While we were always well fed, one just has to look around for the dearth of restaurants featuring Irish cuisine (other than Guinness, Fish & Chips, or Shepherd’s pie) to appreciate the somewhat uninspired nature of such food.
Once I became independent, I embraced the wonders of drive-thru fast food, pizza delivery, and, as many of my friends will attest, beans and Kool-Aid when I had to cook or lacked funds for even a hamburger.
Once I was married, my wife began the slow, arduous process of introducing me to fresh vegetables, salads, and other items I had heard of but never consumed.
To put this in perspective, on one of our first Thanksgiving dinners together, my wife made cranberry sauce. I didn’t recognize it. Cranberry sauce, in its natural state, has symmetry. It is shaped like a tube and has grooves circling it. This looked like a pile of half digested berries, something one would see along a trail in the woods of New Hampshire.
It was black magic.
But after several years, I began to tolerate (the alternative was starving) then almost enjoy fresh vegetables. I started to cook something other than with a microwave, a benefit of attending some cooking classes at Johnson & Wales. The culinary world opened up.
The primary purpose of a healthy diet is, of course, the prolongation of life. Thinking of this got me wondering when does one reach a point where this goal is mitigated by the inevitable conclusion of all life.
In a nutshell, when is eating well an exercise in futility?

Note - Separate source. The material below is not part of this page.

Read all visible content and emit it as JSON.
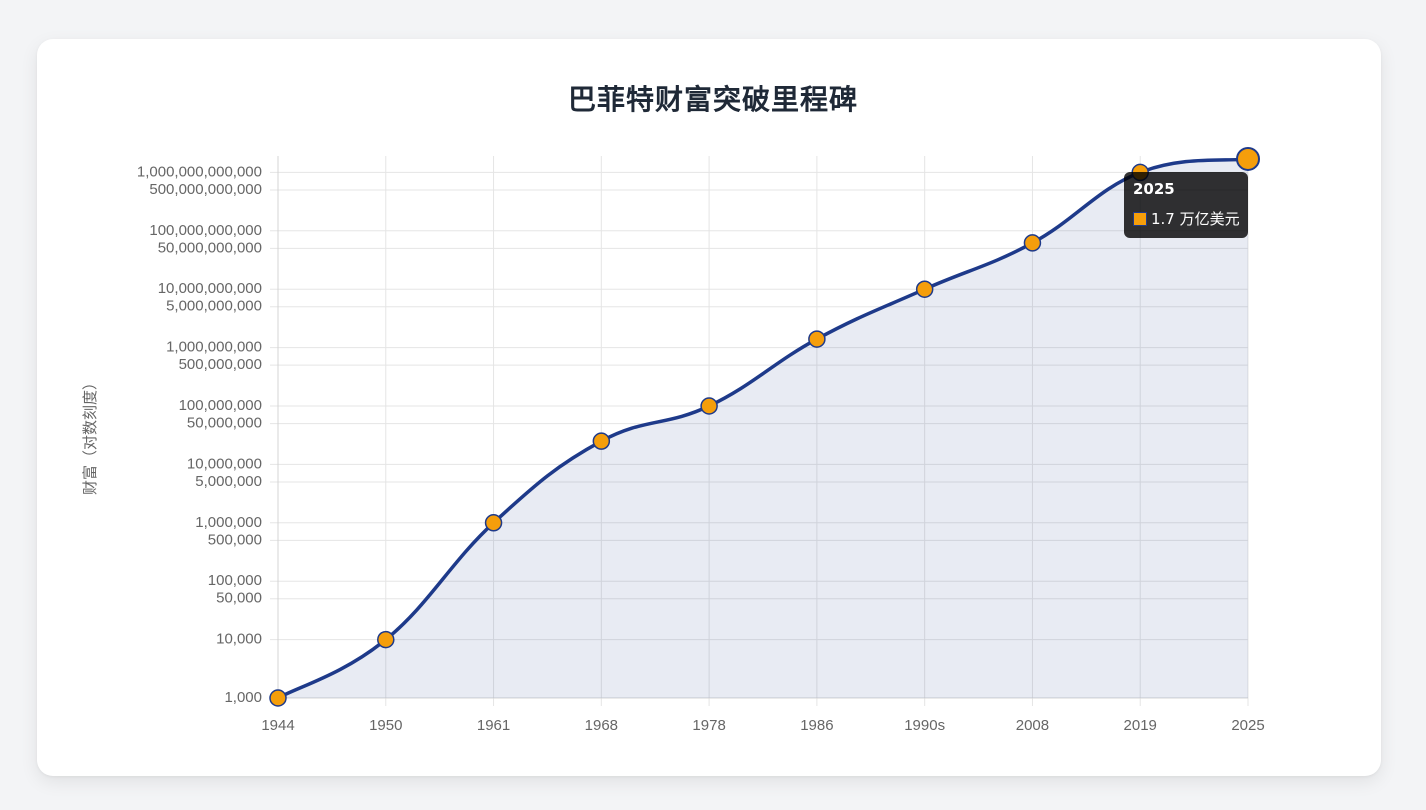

So I looked at life expectancy and actuarial tables. (That there are people in the world who write and work with such statistics terrifies me. That they can survive without being bored to death—thus skewing the numbers—is amazing.)
Without getting into all the mitigating details and differences by country (see risk above) based on the Social Security Administration table, a male child born in 2017 has a life expectancy of 75.97 years, a female child, 80.96. But the number that intrigued me most was death probability.

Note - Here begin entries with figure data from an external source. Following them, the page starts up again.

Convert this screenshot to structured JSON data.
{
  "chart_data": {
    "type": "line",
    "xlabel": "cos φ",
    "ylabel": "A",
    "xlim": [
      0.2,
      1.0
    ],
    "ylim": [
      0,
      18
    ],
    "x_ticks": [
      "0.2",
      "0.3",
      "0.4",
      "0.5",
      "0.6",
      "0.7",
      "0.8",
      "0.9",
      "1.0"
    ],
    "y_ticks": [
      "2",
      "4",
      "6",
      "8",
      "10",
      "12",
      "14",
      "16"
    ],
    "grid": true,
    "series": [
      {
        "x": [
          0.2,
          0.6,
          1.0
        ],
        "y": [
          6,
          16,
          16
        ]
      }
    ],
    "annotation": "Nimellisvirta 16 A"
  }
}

At birth, a male child has a 0.006304% chance of dying before their first birthday, females 0.005229%. From then on, your chances of survival increase until you reach the age of 10. Then it begins a long slow decrease toward the final curtain. I’m sure there are mounds of research studies explaining this, but I suspect that it involves two things, the first hints of adolescence and making one’s own food decisions.

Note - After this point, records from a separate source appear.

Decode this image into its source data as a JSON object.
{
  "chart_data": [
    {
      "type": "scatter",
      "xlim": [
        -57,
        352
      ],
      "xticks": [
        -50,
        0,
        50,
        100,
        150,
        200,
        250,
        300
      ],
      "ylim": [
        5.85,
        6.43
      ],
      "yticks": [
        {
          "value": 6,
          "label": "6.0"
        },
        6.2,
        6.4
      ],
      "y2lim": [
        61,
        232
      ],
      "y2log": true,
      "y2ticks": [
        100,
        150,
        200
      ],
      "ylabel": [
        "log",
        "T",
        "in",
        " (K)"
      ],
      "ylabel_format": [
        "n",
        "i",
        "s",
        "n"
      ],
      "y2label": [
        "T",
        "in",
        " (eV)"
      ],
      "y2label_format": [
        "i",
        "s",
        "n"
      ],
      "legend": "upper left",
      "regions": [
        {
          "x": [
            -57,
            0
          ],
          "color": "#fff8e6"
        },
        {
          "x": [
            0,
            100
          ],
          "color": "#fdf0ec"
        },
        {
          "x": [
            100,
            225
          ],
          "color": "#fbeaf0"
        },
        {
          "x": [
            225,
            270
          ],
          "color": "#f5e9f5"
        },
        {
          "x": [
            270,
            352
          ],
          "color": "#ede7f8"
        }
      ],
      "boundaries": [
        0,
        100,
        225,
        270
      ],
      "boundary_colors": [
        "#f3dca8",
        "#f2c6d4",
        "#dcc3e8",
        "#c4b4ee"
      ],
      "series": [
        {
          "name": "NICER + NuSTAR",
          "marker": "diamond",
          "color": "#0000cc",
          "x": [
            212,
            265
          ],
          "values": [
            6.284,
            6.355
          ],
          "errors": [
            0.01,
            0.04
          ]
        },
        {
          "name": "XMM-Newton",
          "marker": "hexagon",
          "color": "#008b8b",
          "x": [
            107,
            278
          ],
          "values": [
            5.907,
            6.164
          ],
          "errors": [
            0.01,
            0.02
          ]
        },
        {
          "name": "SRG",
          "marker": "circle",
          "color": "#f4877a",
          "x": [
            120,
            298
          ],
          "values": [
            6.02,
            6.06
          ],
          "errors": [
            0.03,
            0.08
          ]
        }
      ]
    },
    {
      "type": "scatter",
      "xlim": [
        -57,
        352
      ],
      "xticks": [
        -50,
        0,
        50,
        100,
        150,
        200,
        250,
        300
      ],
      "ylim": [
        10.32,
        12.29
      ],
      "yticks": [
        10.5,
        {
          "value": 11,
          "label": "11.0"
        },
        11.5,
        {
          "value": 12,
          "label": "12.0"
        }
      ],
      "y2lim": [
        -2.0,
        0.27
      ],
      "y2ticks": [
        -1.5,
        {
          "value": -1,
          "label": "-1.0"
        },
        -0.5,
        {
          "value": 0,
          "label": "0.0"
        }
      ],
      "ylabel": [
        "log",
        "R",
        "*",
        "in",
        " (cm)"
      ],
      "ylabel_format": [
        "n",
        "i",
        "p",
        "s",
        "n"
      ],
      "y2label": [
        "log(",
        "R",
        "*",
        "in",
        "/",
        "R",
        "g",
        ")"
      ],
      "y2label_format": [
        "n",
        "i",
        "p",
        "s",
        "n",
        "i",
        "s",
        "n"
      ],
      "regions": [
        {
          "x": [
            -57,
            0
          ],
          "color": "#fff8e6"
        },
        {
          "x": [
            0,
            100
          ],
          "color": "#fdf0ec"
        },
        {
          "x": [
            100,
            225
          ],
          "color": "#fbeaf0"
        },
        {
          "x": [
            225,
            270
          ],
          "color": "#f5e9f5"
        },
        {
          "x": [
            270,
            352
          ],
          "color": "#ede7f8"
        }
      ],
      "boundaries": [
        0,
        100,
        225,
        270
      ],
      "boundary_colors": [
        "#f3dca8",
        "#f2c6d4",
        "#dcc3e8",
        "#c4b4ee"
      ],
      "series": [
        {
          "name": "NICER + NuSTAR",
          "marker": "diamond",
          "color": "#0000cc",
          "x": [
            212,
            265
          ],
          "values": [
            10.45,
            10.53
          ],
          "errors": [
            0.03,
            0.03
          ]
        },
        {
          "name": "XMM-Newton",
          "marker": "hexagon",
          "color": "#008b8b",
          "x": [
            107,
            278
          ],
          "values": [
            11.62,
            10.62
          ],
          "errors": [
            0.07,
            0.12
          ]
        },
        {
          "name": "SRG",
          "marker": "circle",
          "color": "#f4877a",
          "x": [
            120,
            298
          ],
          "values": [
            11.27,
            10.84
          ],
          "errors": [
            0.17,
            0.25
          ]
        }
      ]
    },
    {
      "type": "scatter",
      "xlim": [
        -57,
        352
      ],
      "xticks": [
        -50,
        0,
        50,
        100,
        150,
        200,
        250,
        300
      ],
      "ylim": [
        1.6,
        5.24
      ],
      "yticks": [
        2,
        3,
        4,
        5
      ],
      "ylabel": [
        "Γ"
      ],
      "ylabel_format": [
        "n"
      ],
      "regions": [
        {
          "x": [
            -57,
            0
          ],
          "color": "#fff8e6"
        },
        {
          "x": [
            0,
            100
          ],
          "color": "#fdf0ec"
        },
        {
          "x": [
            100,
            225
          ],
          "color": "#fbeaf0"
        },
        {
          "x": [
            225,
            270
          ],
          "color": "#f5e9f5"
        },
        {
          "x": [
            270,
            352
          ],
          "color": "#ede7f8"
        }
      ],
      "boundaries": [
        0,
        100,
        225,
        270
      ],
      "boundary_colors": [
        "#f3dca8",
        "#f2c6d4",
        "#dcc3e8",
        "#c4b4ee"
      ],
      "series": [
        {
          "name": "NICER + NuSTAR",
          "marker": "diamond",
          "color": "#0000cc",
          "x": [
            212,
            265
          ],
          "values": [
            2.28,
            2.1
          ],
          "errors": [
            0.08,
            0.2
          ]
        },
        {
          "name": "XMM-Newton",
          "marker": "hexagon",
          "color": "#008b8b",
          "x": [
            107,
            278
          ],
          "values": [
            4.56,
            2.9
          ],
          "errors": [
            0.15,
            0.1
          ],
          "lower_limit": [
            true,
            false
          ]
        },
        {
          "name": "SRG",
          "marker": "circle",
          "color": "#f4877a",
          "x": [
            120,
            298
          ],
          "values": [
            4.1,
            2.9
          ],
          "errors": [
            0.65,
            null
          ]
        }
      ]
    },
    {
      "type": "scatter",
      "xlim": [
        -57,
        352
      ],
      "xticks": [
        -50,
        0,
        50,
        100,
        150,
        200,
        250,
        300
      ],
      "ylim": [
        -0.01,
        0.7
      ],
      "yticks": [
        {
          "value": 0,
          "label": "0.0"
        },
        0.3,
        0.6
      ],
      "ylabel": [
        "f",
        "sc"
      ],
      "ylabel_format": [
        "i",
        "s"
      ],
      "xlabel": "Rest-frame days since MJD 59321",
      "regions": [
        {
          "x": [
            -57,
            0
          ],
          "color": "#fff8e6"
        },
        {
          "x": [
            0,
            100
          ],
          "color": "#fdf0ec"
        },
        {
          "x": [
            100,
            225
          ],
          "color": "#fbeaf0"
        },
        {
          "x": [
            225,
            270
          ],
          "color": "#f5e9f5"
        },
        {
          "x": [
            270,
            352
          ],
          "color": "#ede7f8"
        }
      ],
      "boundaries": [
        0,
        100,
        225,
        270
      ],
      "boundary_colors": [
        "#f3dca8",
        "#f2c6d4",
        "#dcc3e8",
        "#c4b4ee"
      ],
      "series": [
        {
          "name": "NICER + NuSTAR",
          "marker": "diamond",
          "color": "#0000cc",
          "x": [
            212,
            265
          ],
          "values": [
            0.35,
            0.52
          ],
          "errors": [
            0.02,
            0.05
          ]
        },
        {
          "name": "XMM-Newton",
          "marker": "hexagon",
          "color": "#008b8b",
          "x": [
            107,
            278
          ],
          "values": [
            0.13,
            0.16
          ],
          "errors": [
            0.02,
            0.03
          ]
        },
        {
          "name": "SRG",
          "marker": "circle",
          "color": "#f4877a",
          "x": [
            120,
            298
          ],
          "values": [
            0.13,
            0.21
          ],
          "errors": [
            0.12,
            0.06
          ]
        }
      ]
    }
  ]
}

At ten, there was never the slightest chance I would select an apple or banana over a Peanut Butter and Marshmallow fluff sandwich. Or a salad over an Anchovy Pizza. (For those of you who just grimaced over the word Anchovy, you are heathens and infidels and have zero appreciation of fine food.)
If one looks at the chart (https://www.ssa.gov/oact/STATS/table4c6.html#fn1) you would see the decreasing number of years remaining at various ages. All of which leads me back to my original point.
At twenty-one years of age, eating Anchovy Pizza and a gallon of ice cream every day, no matter how tempting, would likely knock one’s life expectancy down a notch. The old adage about not buying any long novels to read might apply much sooner.
But what about at, to pick a random age, sixty-four? What effect might a dish of ice cream a day cost in life expectancy? At sixty-four, which by coincidence is my current age, I have eighteen years left according to the chart (although I plan on taking advantage of some Irish lineage in my family from my great grandmother who lived to ninety-three and drank a bit of Irish Whiskey and a beer almost every day.)
So a dish of ice cream a day at twenty-one has a serious potential cost. At sixty-four, it is a much-reduced cost and I think it worth the risk. In the interest of full disclosure, I have always enjoyed Spam and Deviled Ham, not to mention anchovies, which I believe can be a fountain of eternal life so I have some built in reserves more than adequate to support my ice cream diet.
Now if I can only find a way to convince my family this is a sound and necessary course of actions to make my progression on the actuarial table more enjoyable.